Imposter Syndrome By Sara Penter, Head of Coaching Practice

‘Of all the judgements we pass in life, none is more important than the judgement we pass on ourselves’ Nathaniel Branden


The subject of Imposter Syndrome is often found interwoven in coaching conversations – the feeling that we are not as good as others think and that eventually we will be found out!


Early research focused on the prevalence of Imposter Syndrome among high-achieving women, but more recently it has been recognised as affecting both men and women almost equally, with 70%* of us experiencing Imposter Syndrome at some stage in our careers.


The classic symptoms of Imposter Syndrome include:


  • Being unable to recognise and acknowledge your successes
  • Assuming that those around you are looking at you through rose tinted glasses – ‘if only they knew!’
  • Identifying any personal wins with being lucky
  • Fear of being ‘found out’ – a permanent sense of ‘being on probation’
  • Focusing on the ‘gaps’ you feel you have rather than your strengths
  • Consistently using catastrophising language … ‘I never get this right’ … ‘Everyone is better than me’ etc


Experiencing Imposter Syndrome can create high levels of stress and anxiety as we focus our attention on perceived lack/failures, which can lead to a limiting self-belief that we are never ‘good enough’.  Although this feeling/belief may manifest itself in more effort, which can lead to greater success, we may not feel any sense of personal achievement or belonging.


Coaching can support you to recognise the impact of Imposter Syndrome and help you to redirect your inner critic – to becoming your inner coach.

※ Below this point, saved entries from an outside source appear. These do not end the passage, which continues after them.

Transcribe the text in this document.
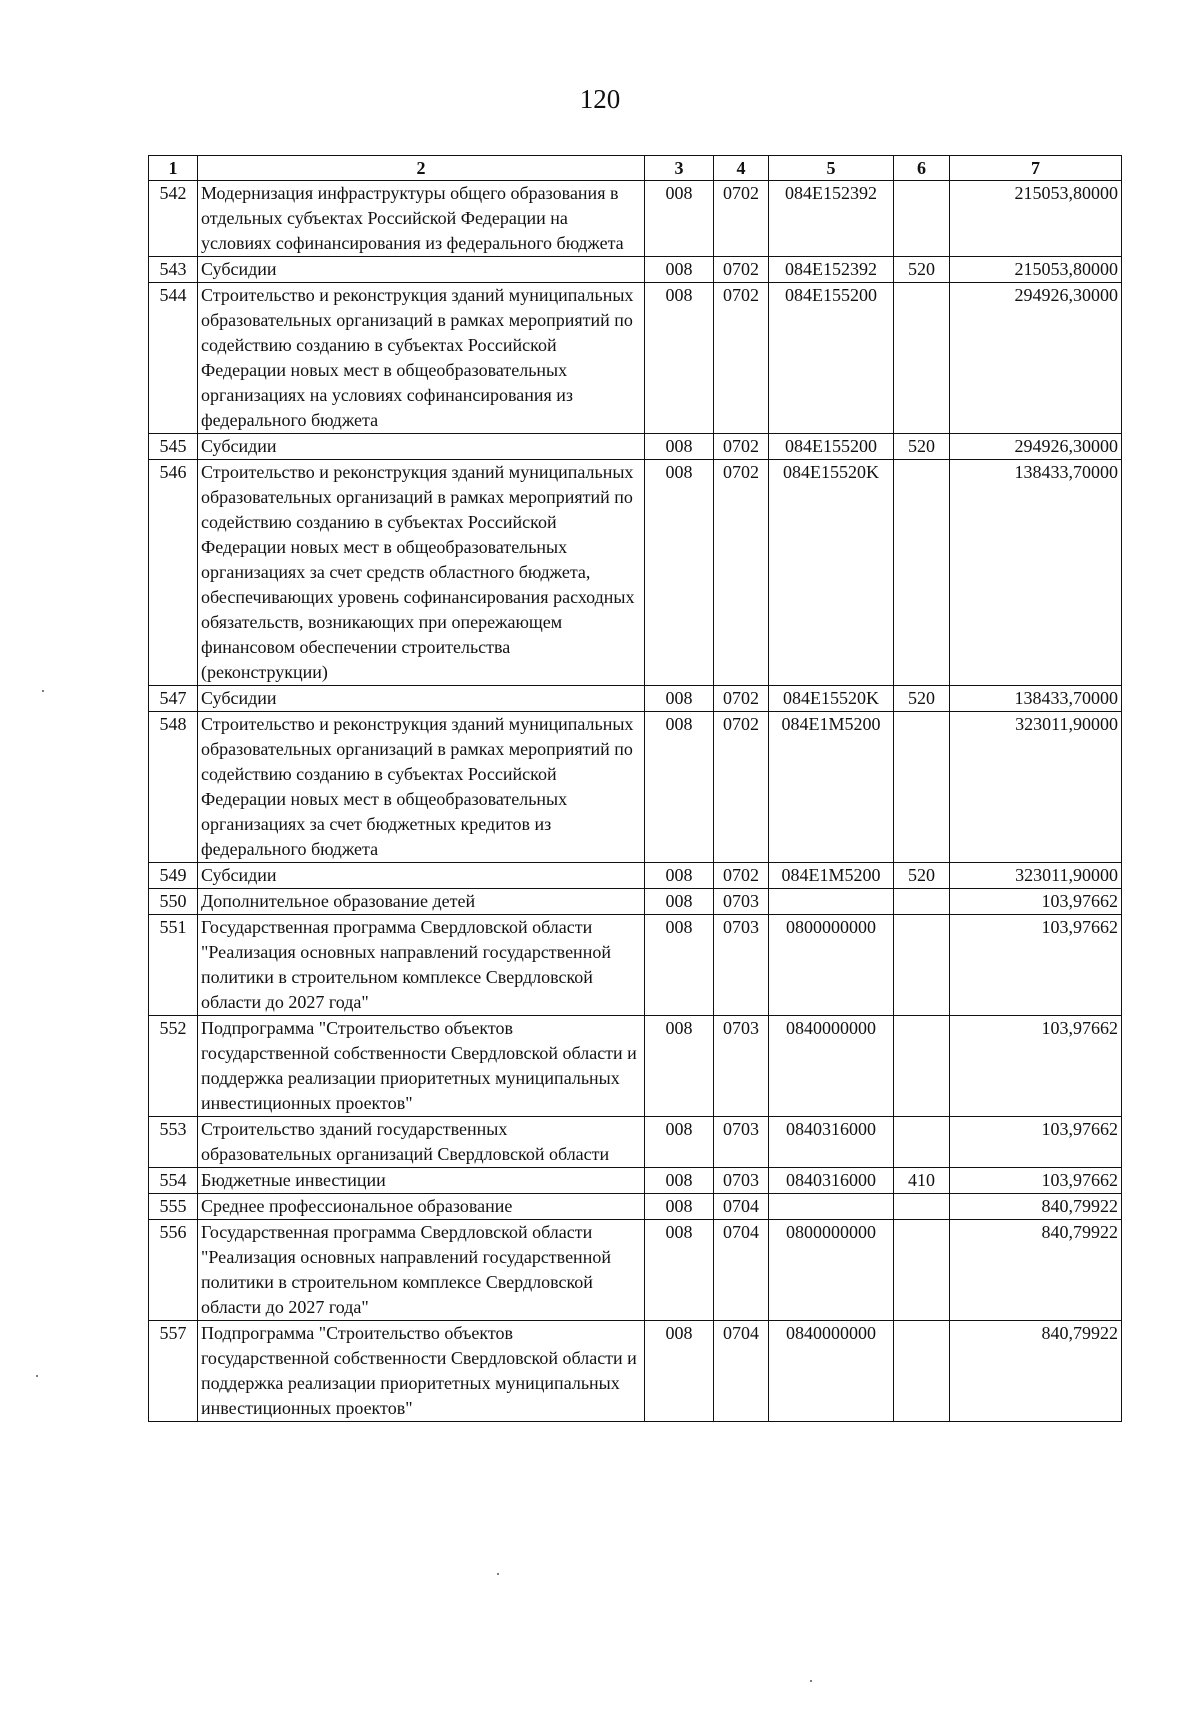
120
1	2	3	4	5	6	7
542	Модернизация инфраструктуры общего образования в отдельных субъектах Российской Федерации на условиях софинансирования из федерального бюджета	008	0702	084E152392		215053,80000
543	Субсидии	008	0702	084E152392	520	215053,80000
544	Строительство и реконструкция зданий муниципальных образовательных организаций в рамках мероприятий по содействию созданию в субъектах Российской Федерации новых мест в общеобразовательных организациях на условиях софинансирования из федерального бюджета	008	0702	084E155200		294926,30000
545	Субсидии	008	0702	084E155200	520	294926,30000
546	Строительство и реконструкция зданий муниципальных образовательных организаций в рамках мероприятий по содействию созданию в субъектах Российской Федерации новых мест в общеобразовательных организациях за счет средств областного бюджета, обеспечивающих уровень софинансирования расходных обязательств, возникающих при опережающем финансовом обеспечении строительства (реконструкции)	008	0702	084E15520K		138433,70000
547	Субсидии	008	0702	084E15520K	520	138433,70000
548	Строительство и реконструкция зданий муниципальных образовательных организаций в рамках мероприятий по содействию созданию в субъектах Российской Федерации новых мест в общеобразовательных организациях за счет бюджетных кредитов из федерального бюджета	008	0702	084E1M5200		323011,90000
549	Субсидии	008	0702	084E1M5200	520	323011,90000
550	Дополнительное образование детей	008	0703			103,97662
551	Государственная программа Свердловской области "Реализация основных направлений государственной политики в строительном комплексе Свердловской области до 2027 года"	008	0703	0800000000		103,97662
552	Подпрограмма "Строительство объектов государственной собственности Свердловской области и поддержка реализации приоритетных муниципальных инвестиционных проектов"	008	0703	0840000000		103,97662
553	Строительство зданий государственных образовательных организаций Свердловской области	008	0703	0840316000		103,97662
554	Бюджетные инвестиции	008	0703	0840316000	410	103,97662
555	Среднее профессиональное образование	008	0704			840,79922
556	Государственная программа Свердловской области "Реализация основных направлений государственной политики в строительном комплексе Свердловской области до 2027 года"	008	0704	0800000000		840,79922
557	Подпрограмма "Строительство объектов государственной собственности Свердловской области и поддержка реализации приоритетных муниципальных инвестиционных проектов"	008	0704	0840000000		840,79922
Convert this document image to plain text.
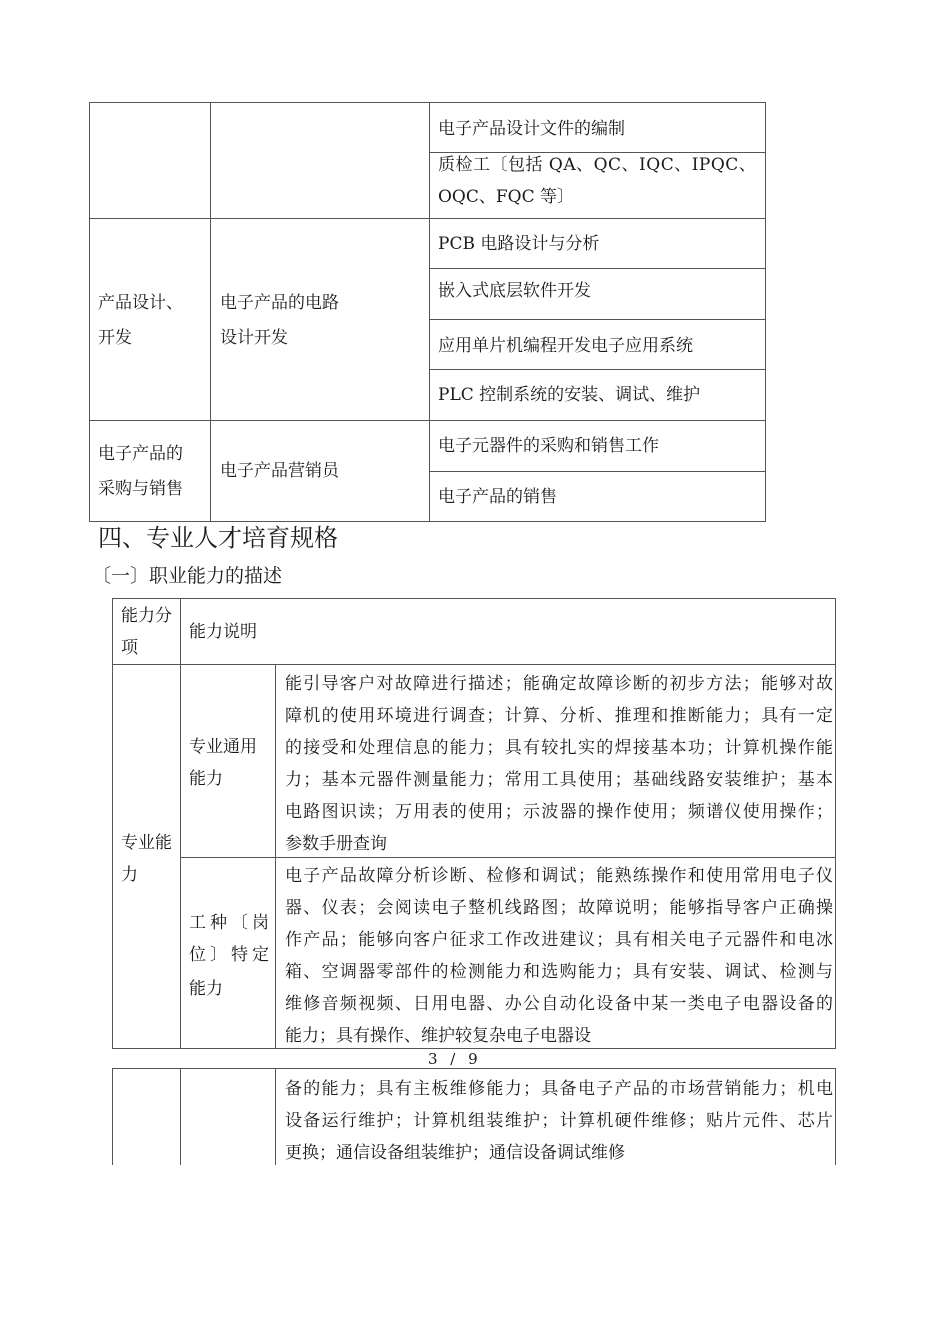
电子产品设计文件的编制
质检工〔包括 QA、QC、IQC、IPQC、
OQC、FQC 等〕
产品设计、
开发
电子产品的电路
设计开发
PCB 电路设计与分析
嵌入式底层软件开发
应用单片机编程开发电子应用系统
PLC 控制系统的安装、调试、维护
电子产品的
采购与销售
电子产品营销员
电子元器件的采购和销售工作
电子产品的销售
四、专业人才培育规格
〔一〕职业能力的描述
能力分
项
能力说明
专业能
力
专业通用
能力
能引导客户对故障进行描述；能确定故障诊断的初步方法；能够对故
障机的使用环境进行调查；计算、分析、推理和推断能力；具有一定
的接受和处理信息的能力；具有较扎实的焊接基本功；计算机操作能
力；基本元器件测量能力；常用工具使用；基础线路安装维护；基本
电路图识读；万用表的使用；示波器的操作使用；频谱仪使用操作；
参数手册查询
工种〔岗
位〕特定
能力
电子产品故障分析诊断、检修和调试；能熟练操作和使用常用电子仪
器、仪表；会阅读电子整机线路图；故障说明；能够指导客户正确操
作产品；能够向客户征求工作改进建议；具有相关电子元器件和电冰
箱、空调器零部件的检测能力和选购能力；具有安装、调试、检测与
维修音频视频、日用电器、办公自动化设备中某一类电子电器设备的
能力；具有操作、维护较复杂电子电器设
3 / 9
备的能力；具有主板维修能力；具备电子产品的市场营销能力；机电
设备运行维护；计算机组装维护；计算机硬件维修；贴片元件、芯片
更换；通信设备组装维护；通信设备调试维修
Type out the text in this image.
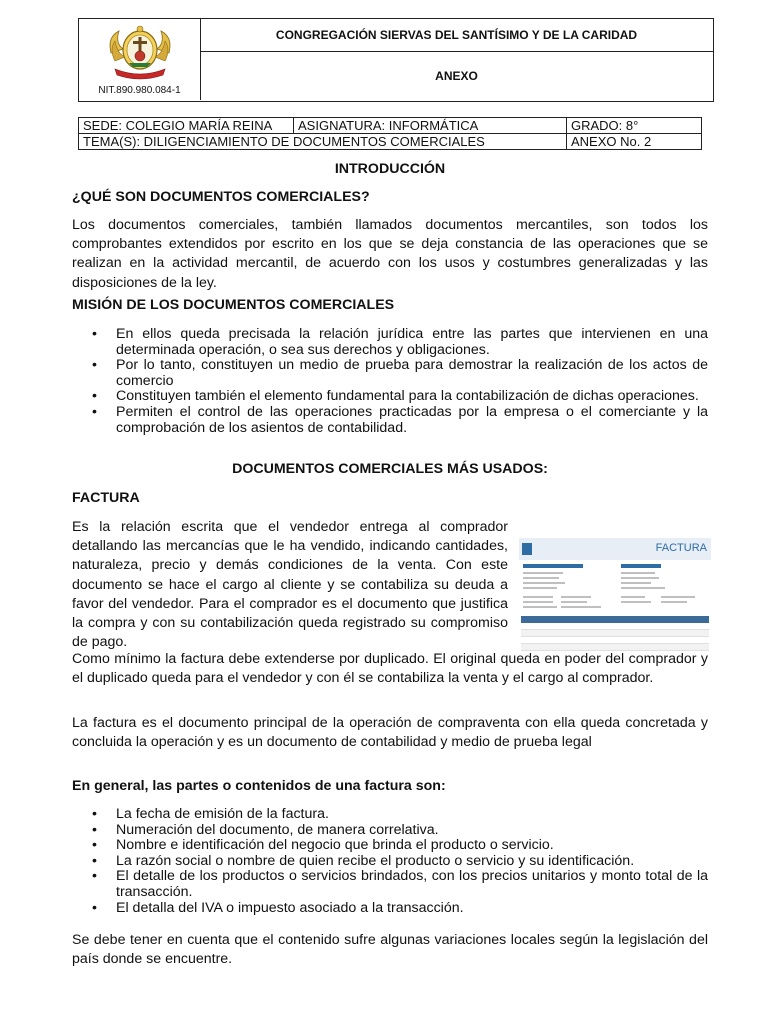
CONGREGACIÓN SIERVAS DEL SANTÍSIMO Y DE LA CARIDAD
ANEXO
NIT.890.980.084-1
SEDE: COLEGIO MARÍA REINA	ASIGNATURA: INFORMÁTICA	GRADO: 8°
TEMA(S): DILIGENCIAMIENTO DE DOCUMENTOS COMERCIALES		ANEXO No. 2
INTRODUCCIÓN
¿QUÉ SON DOCUMENTOS COMERCIALES?
Los documentos comerciales, también llamados documentos mercantiles, son todos los comprobantes extendidos por escrito en los que se deja constancia de las operaciones que se realizan en la actividad mercantil, de acuerdo con los usos y costumbres generalizadas y las disposiciones de la ley.
MISIÓN DE LOS DOCUMENTOS COMERCIALES
• En ellos queda precisada la relación jurídica entre las partes que intervienen en una determinada operación, o sea sus derechos y obligaciones.
• Por lo tanto, constituyen un medio de prueba para demostrar la realización de los actos de comercio
• Constituyen también el elemento fundamental para la contabilización de dichas operaciones.
• Permiten el control de las operaciones practicadas por la empresa o el comerciante y la comprobación de los asientos de contabilidad.
DOCUMENTOS COMERCIALES MÁS USADOS:
FACTURA
Es la relación escrita que el vendedor entrega al comprador detallando las mercancías que le ha vendido, indicando cantidades, naturaleza, precio y demás condiciones de la venta. Con este documento se hace el cargo al cliente y se contabiliza su deuda a favor del vendedor. Para el comprador es el documento que justifica la compra y con su contabilización queda registrado su compromiso de pago.
FACTURA
Como mínimo la factura debe extenderse por duplicado. El original queda en poder del comprador y el duplicado queda para el vendedor y con él se contabiliza la venta y el cargo al comprador.
La factura es el documento principal de la operación de compraventa con ella queda concretada y concluida la operación y es un documento de contabilidad y medio de prueba legal
En general, las partes o contenidos de una factura son:
• La fecha de emisión de la factura.
• Numeración del documento, de manera correlativa.
• Nombre e identificación del negocio que brinda el producto o servicio.
• La razón social o nombre de quien recibe el producto o servicio y su identificación.
• El detalle de los productos o servicios brindados, con los precios unitarios y monto total de la transacción.
• El detalla del IVA o impuesto asociado a la transacción.
Se debe tener en cuenta que el contenido sufre algunas variaciones locales según la legislación del país donde se encuentre.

Here are some of the things you can do to redirect your attention to create a fresh more balanced perspective:


  • Create a list of your core strengths and qualities. If you need help in doing this you can complete the Clifton Strengths Assessment on-line by visiting Gallup website
  • Recall peak moments in your career and reflect on how they came about. Watch out for any inner critic talk that may put the success down to luck! Consider all the strengths and skills you used
  • Recall and record the positive feedback received from others
  • If you find you cannot mine the past for the positives, consider asking 5 key people in your life the following 5 questions (extracted from 5-5-5 Technique, The Coach’s Casebook, Geoff Watts and Kim Morgan):
    1. What one word or phrase describes me best?
    2. What do you think is my greatest achievement?
    3. What do you value most about me?
    4. What one thing could I change for my own benefit?
    5. What do you believe to be my greatest strength?


Finally, if you want to explore the 5 different ways Imposter Syndrome manifests itself go to


Full disclosure … mine is the perfectionist … so I will now need to read and spell check this article for the umpteenth time!


*Margie Warrell (2014). Afraid of Being ‘Found Out?’ How to Overcome Imposter Syndrome.